I trust that won’t be a problem?”

The bad thing about being a former copy-desk guy is the questions you don’t get to ask assistant city editors and reporters.

Here are a couple of examples:

Raytheon shuts its operation near the Sandia National Labs-Kirtland AFB complex in Albuquerque, where it employs 200 people as an arm of Raytheon Missile Systems, based in Tucson. In the service of consolidation their work is going elsewhere, along with the paychecks for same, and Raytheon has returned $850,000 in state economic-development funding, the company announces.

Meanwhile, Amazon proclaims that it is building a “fulfillment center” on the west side. In a press release, Bernalillo County says it will kick in $6.5 million for “a regional public infrastructure improvement project” to encourage “future development” in the Upper Petroglyphs Industrial Park.

Bad news, good news, yeah? The basic ingredients for any publication. Add some filler to hold it all together — cute kitten videos, celebrity breakups, the latest dispatches from the phone of Adolf Twitler — and you’re good to go. That is all ye know on earth, and all ye need to know.

Well, maybe.

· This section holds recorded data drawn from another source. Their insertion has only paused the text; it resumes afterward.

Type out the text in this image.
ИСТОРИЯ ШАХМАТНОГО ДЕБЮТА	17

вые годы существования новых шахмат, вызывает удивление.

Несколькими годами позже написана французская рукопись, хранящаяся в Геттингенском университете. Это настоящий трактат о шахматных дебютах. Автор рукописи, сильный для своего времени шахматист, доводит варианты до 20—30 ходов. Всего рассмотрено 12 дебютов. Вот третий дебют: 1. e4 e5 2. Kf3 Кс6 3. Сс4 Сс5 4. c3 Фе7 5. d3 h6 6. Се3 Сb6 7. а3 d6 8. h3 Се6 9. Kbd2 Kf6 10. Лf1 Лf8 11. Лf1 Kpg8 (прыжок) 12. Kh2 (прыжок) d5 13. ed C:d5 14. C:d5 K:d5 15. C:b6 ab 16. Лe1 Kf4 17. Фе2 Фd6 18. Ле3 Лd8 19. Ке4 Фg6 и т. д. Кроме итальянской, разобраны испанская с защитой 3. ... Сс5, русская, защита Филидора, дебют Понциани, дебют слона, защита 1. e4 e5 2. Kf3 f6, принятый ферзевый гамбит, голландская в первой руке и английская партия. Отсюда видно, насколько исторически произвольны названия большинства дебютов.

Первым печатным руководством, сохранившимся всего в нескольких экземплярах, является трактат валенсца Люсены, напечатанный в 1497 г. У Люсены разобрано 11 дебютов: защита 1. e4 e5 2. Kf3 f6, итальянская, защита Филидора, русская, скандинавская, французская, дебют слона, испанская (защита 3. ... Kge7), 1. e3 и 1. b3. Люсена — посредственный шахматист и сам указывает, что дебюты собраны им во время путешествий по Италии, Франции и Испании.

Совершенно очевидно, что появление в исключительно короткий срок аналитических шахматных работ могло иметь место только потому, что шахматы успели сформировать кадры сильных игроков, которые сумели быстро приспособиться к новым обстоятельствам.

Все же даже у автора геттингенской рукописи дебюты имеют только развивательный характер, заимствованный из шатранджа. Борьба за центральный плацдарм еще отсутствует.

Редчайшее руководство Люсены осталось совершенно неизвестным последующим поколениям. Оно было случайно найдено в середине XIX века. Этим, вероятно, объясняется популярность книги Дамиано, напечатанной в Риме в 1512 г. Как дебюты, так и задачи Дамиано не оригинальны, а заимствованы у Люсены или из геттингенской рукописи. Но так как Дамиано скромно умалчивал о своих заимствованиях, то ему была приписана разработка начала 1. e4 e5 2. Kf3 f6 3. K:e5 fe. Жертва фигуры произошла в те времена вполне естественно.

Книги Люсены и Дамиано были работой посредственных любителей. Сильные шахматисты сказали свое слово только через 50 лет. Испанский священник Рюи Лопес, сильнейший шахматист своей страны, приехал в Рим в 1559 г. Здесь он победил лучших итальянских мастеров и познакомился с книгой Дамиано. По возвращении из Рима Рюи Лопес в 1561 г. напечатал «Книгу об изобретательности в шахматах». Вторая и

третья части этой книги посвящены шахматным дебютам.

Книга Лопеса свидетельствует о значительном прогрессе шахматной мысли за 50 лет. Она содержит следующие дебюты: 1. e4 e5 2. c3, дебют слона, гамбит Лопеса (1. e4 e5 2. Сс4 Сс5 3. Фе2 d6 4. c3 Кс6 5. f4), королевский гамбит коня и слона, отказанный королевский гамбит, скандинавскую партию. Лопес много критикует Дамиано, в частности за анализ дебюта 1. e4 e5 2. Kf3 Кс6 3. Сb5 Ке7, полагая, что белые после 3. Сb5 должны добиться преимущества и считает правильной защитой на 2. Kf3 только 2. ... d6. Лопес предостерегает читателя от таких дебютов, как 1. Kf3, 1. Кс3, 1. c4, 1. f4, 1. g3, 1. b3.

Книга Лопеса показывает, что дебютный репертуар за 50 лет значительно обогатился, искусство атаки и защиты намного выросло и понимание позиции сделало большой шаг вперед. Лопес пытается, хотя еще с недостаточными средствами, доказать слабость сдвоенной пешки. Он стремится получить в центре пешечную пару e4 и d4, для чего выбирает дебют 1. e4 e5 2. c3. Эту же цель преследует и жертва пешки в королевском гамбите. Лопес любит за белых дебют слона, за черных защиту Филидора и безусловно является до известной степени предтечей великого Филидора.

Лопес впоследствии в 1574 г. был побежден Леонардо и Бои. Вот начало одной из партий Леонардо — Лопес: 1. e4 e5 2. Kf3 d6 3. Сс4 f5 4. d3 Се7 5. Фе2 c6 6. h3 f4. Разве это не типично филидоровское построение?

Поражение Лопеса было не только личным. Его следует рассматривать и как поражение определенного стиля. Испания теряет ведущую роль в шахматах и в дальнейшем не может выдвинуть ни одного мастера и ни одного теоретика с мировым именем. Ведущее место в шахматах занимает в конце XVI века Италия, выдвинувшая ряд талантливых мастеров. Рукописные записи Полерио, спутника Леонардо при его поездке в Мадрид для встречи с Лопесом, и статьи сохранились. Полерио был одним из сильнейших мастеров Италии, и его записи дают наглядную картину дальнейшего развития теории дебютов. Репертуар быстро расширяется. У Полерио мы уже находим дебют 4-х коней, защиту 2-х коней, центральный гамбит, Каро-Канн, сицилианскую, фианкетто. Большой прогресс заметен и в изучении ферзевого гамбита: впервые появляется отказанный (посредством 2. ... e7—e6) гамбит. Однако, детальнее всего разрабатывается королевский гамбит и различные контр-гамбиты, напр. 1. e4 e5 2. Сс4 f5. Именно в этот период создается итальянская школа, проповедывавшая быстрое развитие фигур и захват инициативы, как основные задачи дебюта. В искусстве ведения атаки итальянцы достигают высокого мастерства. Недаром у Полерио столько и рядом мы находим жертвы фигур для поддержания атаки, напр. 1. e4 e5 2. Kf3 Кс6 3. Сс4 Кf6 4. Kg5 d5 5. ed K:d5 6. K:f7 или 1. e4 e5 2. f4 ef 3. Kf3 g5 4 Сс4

Me, I’d kind of like to know, without having to Google it, what sort of work the Raytheon people did (it involved microwave and laser weaponry, apparently); what the average salary was; how they feel about the loss of their jobs; and what their next steps might be.

I’d also be interested in learning how many people the Amazon warehouse will employ, what they will do, and what they will earn; what the county can expect to get for its $6.5 million investment; and whether someone has calculated that Albuquerque’s economic future involves herding boxes, not making zap guns.

I’m guessing that some of the newly idled Raytheon employees will not be a good fit for an Amazon fulfillment center. Unless Darth Bezos is planning a little Death Star project on the side.